LA COMPLAINTE DES POÈTES
Les derniers spécimens écument les mers
privés d’équipage
de l’aura des chercheurs d’or
impossible d’imaginer une nouvelle terre
chaque parcelle hurle sa peine
seule l’aigreur fertilise encore
témoin de votre échec
d’un ultime effort
pour coloniser le ciel
l’ivresse sous contrôle
vos cris du coeur ne portent plus
tout maudit est en déroute
pourquoi continuer à vivre
à rêver en martyre
les coups de rame vous abrutissent
alors qu’il suffirait
de plier votre paquetage
de policer votre poème
de dire encore et toujours la bonne aventure
la parole qui rassure
ranger vos attributs dans une bouteille
frères et soeurs aux visages oubliés
pour ceux qui se souviendraient encore
de vous à moi mes pionniers sans peur
je vous conjure de résister encore
de sentir la brûlure, d’épouser la flamme
LA MÉTAMORPHOSE
Traverser une autre éclipse
ne plus contenir la bête
des ombres voilà tout ce qui bruisse
sans qu’aucune figure ne s’imprime
rien ne dure, tout glisse
ainsi va ma colère
(ré)écrire pour ceux qui n’existent pas encore
oeuvrer à contre-temps
par-delà ce présent conjugué au passé
souffrir pour accumuler du dire
dans le refus de la souillure
privé des basses besognes des adultes
sans hypocrisie à opposer au ciel
traîner du pied pour me maintenir au chaud
dans les sables des vivants.
A SEC
Pluies frileuses
alopécie du ciel
loin des cascades à présent stériles
qui ne viendront plus adoucir mes nuits
toutes ces « villes intérieures » du manque
ne reflètent que soupirs
parapluies décoratifs
imperméables à vif remisés
dans les zones d’ombre, inutiles
le sol craquelle
en perte de mémoire
l’herbe peine à fleurir
là où les gouttières privées d’Oasis
hurlent à l’asphalte
insensible au ruissellement de mes vers
aux gestes limites
mimant comme une farce
la tornade impossible.
FONCTIONNAIRES DE L’ART
Ils sont là ventre à terre
léchant la botte du plus assassin
reniant les lichens de l’innocence
pour signer sur de douillets coussins
leurs noms interchangeables
déjà usés sans prendre en âge
privés de colonne vertébrale
ils s’acharnent à museler
Ce qui, en nous
est frère du divin.
Grégory Rateau est un écrivain et poète français né en 1984 dans la banlieue parisienne et vivant aujourd’hui en Roumanie où il dirige un média.
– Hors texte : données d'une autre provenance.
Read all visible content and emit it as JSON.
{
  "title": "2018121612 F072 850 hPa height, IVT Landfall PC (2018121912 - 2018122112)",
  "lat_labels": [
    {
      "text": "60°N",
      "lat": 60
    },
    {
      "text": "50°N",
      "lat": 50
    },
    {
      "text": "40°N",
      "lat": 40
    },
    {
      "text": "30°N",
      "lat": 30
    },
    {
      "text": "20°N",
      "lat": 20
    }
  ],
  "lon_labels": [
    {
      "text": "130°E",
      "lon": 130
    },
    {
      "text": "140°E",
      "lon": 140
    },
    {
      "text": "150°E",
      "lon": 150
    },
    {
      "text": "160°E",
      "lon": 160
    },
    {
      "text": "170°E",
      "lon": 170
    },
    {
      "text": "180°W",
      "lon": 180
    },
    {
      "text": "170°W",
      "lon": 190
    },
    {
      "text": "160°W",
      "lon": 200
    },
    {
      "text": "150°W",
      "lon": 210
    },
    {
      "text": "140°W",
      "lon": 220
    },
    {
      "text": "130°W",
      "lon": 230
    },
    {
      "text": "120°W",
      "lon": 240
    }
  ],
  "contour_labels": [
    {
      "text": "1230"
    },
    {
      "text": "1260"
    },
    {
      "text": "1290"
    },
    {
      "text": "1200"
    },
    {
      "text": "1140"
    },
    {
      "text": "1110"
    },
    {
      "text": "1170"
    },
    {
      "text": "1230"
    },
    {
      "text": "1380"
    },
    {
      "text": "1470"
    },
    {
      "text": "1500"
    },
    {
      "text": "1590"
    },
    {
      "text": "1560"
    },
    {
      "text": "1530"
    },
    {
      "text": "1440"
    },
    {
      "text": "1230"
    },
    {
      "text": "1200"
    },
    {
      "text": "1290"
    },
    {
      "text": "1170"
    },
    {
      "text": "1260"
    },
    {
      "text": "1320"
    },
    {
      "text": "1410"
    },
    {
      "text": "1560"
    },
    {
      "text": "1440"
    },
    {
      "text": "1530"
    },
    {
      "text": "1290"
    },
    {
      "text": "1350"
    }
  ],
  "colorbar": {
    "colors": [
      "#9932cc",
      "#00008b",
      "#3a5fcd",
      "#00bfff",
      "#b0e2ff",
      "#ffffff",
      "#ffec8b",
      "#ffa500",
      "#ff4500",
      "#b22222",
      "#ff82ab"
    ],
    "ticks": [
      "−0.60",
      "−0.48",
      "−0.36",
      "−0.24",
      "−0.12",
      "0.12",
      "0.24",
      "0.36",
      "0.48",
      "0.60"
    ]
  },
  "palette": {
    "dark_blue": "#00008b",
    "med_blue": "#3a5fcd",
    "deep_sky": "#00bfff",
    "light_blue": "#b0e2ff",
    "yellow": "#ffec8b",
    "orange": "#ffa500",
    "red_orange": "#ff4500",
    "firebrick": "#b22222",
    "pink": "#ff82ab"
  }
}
Il est l’auteur d’un premier roman, Noir de soleil, chez Maurice Nadeau (sélectionné au Prix France-Liban et au Prix Ulysse du premier roman 2020) et d’un premier recueil très plébiscité, Conspiration du réel, chez Unicité. Ses poèmes sont valorisés dans plusieurs anthologies et dans une trentaine de revues en France/Corse, Belgique, Suisse, Roumanie, Portugal, Pérou, Haïti, Espagne et Italie (Arpa, Europe, Esprit, En Attendant Nadeau, Verso, Place de la Sorbonne, Points et Contrepoints, Le Persil, Traversées, Bleu d’encre, Recours au poème…). Son nouveau recueil, Imprécations nocturnes vient de sortir chez Conspiration éditions ainsi qu’un livre illustré de ses poèmes en collaboration avec le peintre Jacques Cauda, Nemo, chez RAZ éditions.